While supply has improved, it remains below pre-pandemic levels – with nearly 70,000 homes for sale in 2019.
Commenting on the report, author Ronan Lyons, economist at Trinity College Dublin, said: “List price inflation continues to cool from its mid-year peak.
“However, at almost 8% for the year, it remains high. This reflects a combination of unusually strong demand and ongoing weak supply.
“Demand for home purchases, which has been on the rise since the mid-2010s, received an unexpected boost during the Covid-19 pandemic, with potential buyers able to save ‘accidentally’ as spending decrease during the door lock time.

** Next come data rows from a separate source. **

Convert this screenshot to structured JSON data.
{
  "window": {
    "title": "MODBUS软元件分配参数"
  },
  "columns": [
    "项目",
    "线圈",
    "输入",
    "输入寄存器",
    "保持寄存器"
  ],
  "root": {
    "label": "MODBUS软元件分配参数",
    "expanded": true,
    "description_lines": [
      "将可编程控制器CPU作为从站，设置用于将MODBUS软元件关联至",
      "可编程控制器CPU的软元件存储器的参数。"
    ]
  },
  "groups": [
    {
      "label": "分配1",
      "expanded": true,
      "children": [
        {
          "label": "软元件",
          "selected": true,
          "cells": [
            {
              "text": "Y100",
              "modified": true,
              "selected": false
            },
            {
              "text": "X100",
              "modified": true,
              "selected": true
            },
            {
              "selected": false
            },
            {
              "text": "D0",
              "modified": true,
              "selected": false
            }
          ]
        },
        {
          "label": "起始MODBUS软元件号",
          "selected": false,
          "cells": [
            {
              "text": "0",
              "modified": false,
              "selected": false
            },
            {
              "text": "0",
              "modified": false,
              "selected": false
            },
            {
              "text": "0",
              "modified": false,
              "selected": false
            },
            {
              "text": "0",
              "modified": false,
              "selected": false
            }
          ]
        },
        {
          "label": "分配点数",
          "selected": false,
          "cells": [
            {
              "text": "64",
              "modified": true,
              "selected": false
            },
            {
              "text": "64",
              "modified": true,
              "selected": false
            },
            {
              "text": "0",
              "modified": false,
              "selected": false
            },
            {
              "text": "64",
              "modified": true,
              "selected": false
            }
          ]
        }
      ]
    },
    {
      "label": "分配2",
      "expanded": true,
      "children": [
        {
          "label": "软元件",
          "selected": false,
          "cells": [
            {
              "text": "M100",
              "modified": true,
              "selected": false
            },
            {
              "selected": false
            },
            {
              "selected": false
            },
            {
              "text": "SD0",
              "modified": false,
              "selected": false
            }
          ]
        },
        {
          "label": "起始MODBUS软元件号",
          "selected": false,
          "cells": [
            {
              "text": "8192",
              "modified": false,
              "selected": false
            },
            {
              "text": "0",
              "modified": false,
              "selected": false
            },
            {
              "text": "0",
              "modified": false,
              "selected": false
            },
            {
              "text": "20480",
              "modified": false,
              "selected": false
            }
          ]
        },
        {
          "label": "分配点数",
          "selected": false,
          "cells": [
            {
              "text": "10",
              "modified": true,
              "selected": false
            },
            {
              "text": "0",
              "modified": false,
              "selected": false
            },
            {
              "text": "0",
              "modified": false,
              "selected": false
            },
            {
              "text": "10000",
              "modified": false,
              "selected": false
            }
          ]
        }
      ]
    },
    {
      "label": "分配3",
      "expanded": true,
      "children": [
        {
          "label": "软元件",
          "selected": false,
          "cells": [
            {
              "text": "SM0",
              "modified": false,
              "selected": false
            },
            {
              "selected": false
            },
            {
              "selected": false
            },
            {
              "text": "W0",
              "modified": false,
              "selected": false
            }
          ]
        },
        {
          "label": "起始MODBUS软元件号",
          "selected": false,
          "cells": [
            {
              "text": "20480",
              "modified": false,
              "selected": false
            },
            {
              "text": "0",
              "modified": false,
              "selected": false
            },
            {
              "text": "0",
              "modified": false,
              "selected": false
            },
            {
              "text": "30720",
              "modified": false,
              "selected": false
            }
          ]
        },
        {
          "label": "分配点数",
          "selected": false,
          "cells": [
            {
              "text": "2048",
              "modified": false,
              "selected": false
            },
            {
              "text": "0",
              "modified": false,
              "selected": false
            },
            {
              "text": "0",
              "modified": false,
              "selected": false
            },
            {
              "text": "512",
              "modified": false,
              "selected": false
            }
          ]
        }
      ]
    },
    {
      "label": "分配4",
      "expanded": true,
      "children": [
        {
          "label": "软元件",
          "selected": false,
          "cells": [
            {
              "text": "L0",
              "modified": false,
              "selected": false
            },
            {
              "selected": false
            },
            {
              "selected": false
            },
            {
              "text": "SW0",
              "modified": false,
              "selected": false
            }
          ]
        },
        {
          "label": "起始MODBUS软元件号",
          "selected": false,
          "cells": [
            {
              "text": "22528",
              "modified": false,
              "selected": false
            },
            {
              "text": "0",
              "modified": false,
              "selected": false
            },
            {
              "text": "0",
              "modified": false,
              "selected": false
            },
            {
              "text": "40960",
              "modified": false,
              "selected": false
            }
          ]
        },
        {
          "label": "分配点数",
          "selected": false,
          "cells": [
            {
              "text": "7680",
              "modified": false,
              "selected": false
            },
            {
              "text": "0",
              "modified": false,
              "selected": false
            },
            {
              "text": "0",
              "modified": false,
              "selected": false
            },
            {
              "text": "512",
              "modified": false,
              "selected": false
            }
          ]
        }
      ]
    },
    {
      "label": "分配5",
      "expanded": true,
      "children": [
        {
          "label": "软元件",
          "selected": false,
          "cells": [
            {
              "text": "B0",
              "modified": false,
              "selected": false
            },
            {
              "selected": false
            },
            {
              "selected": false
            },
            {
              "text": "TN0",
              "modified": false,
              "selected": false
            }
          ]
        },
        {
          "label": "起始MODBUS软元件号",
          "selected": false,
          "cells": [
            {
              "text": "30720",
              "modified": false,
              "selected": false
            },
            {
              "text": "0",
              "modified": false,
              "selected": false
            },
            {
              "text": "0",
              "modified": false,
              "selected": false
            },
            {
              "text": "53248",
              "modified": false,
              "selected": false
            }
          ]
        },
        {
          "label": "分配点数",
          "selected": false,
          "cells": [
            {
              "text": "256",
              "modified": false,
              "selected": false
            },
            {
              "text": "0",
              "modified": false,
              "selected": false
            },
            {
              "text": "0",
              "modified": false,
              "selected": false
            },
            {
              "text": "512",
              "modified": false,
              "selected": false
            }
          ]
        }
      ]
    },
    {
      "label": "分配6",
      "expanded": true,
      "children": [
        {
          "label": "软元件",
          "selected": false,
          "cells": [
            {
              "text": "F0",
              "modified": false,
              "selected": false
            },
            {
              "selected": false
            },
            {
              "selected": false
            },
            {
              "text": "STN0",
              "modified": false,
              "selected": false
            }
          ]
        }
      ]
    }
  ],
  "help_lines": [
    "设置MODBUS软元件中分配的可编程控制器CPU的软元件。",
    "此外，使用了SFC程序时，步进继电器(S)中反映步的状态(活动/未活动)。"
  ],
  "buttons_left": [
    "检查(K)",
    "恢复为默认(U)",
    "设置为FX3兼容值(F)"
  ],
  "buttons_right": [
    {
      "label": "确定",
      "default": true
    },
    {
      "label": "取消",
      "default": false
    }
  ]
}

“Meanwhile, both new and second hand supplies remain weaker than expected before the pandemic. While the pandemic has changed some specifics, the overall health of the housing market has remained largely unchanged – which is characteristic of weak supply in the face of strong demand.
“For that reason, additional supply – not only for sale but also for the market and social rentals – remains key to addressing Ireland’s chronic housing shortage.”
The average in Dublin City is now €405,259 – up 3.4%, while in Cork City it is €313,436 – up 5.5%.
In Galway City, the average price was 322,543 Euro, up 1.6%, while in Limerick City the average price was 234,908 Euro – up 6.4% and in Waterford City it was 211,023 Euro, up 7.5 %.